Arethusa, conceived by George Malkemus and Anthony Yurgaitis, top executives at the iconic shoe company Manolo Blahnik USA, is to the average dairy farm what Saks Fifth Avenue is to Sears. Taking great pains to make theirs the best possible herd, the owners have sought out the best animals, such as bovine beauty queen, Karlie, who turned judges' heads and was purchased by Arethusa for $170,000.

Clearly, the dairy products produced at Arethusa are among the finest available anywhere, and now patrons can enjoy them in yet another outlet. Malkemus and Yurgaitis, who have a dairy store and chic restaurant, Arethusa al Tavolo Wine Bar & Restaurant in Bantam, have now opened the Arethusa Café across the street at 833 Bantam Road.

“The Café’s main goal is to focus on our dairy products, which are included in all our baked goods,” said Dan McGill, executive chef of Al Tavolo, who oversees the café.

Bagels, baked fresh daily, have proved to be an immediate favorite, he said, adding that the exclusive cream cheese, not previously available, was created especially for the café. “We’ve done tons of business with bagels,” McGill said. “As soon as we started offering them, they were a huge success. We’ve been struggling to keep up.”

Equally popular are the croissants, made with Arethusa butter and crafted by executive pastry chef James Arena. He trained at Connecticut Culinary Arts and the French Culinary Institute (now the International Culinary Center) in New York. “We use only our classic, unique ingredients,” he said. “It’s a three-day, slow-rise process.”

Arena’s day begins at 3AM to have his delicacies ready by 7AM.

The café also serves panini—all created with house-made breads and Arethusa cheeses—according to Arena. “All the dairy products are made on the farm and our pastries and bread are made in-house,” he said.

These delectable offerings can be washed down with cold-brewed Stumptown Coffee and Stumptown Nitro Cold Brewed Coffee. “We’re very proud we got them to be our partner,” said McGill. “It’s the premiere coffee in the country. The coffee is never heated and cold extracted so it loses any bitterness.”

The brew is offered bottled and on tap. “Everyone thinks its beer, but we don’t have a liquor license,” said McGill. “The Nitro is infused with nitrogen so it cascades when you draw it on tap and settles in the glass like Guinness. They have been huge sellers.”

Like your coffee hot? Try their Stumptown espresso, made from beans freshly roasted in Brooklyn. “The beans are never ground more than five or six days after roasting,” said Arena. The coffee is brewed with water filtered through reverse osmosis.

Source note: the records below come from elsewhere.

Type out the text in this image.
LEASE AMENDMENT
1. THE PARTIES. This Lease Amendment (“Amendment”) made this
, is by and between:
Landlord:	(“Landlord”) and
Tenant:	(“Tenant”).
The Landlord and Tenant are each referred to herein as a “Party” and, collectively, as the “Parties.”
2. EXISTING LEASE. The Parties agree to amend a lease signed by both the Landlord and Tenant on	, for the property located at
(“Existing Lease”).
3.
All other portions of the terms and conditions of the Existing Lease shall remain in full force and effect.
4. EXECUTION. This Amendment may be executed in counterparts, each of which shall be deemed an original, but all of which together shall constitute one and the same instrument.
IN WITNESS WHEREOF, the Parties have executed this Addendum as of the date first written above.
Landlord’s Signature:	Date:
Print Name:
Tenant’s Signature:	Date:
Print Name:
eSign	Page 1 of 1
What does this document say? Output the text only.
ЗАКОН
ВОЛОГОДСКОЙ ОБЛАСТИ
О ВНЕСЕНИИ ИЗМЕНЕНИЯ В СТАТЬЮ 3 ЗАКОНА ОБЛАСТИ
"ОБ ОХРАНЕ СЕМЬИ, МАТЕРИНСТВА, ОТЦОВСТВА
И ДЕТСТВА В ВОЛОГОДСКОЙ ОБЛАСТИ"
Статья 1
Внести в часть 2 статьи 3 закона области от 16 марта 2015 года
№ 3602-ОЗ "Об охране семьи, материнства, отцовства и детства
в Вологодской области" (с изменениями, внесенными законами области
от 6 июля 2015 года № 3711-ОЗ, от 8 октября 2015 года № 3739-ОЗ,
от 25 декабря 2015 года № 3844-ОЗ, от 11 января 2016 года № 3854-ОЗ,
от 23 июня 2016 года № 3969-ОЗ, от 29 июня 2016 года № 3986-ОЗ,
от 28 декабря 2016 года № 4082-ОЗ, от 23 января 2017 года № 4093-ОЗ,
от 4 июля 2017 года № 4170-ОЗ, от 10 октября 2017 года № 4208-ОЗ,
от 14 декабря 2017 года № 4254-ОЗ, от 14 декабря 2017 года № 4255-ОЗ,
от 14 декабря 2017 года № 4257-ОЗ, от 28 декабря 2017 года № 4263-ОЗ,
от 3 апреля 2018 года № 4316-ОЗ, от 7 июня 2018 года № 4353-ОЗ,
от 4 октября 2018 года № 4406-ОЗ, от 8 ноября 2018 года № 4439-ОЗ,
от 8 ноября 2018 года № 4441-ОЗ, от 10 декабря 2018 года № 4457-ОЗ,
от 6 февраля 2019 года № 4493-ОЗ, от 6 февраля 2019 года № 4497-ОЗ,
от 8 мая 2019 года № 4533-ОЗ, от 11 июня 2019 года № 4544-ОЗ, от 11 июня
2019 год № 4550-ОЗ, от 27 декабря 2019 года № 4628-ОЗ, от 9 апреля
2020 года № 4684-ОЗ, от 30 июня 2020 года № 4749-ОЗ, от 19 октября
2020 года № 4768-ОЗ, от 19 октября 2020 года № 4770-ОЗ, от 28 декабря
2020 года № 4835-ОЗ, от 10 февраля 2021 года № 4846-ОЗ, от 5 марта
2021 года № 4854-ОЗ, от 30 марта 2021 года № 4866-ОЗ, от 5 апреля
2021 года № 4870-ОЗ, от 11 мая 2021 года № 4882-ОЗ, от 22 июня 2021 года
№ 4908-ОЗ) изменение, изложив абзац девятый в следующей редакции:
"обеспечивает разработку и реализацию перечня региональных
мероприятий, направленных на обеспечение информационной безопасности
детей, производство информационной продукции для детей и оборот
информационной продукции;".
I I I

McGill said the newly renovated, fresh and appealing outlet—formerly the Bantam Coffee Shop—has seating both inside and out. It is “mainly grab and go” with no waitress, he said. “It’s a lot more casual than the restaurant. We didn’t want to cannibalize the restaurant, so we have a different price point and the menu is different.”

The café is open 7AM-4PM, Wednesday through Sunday.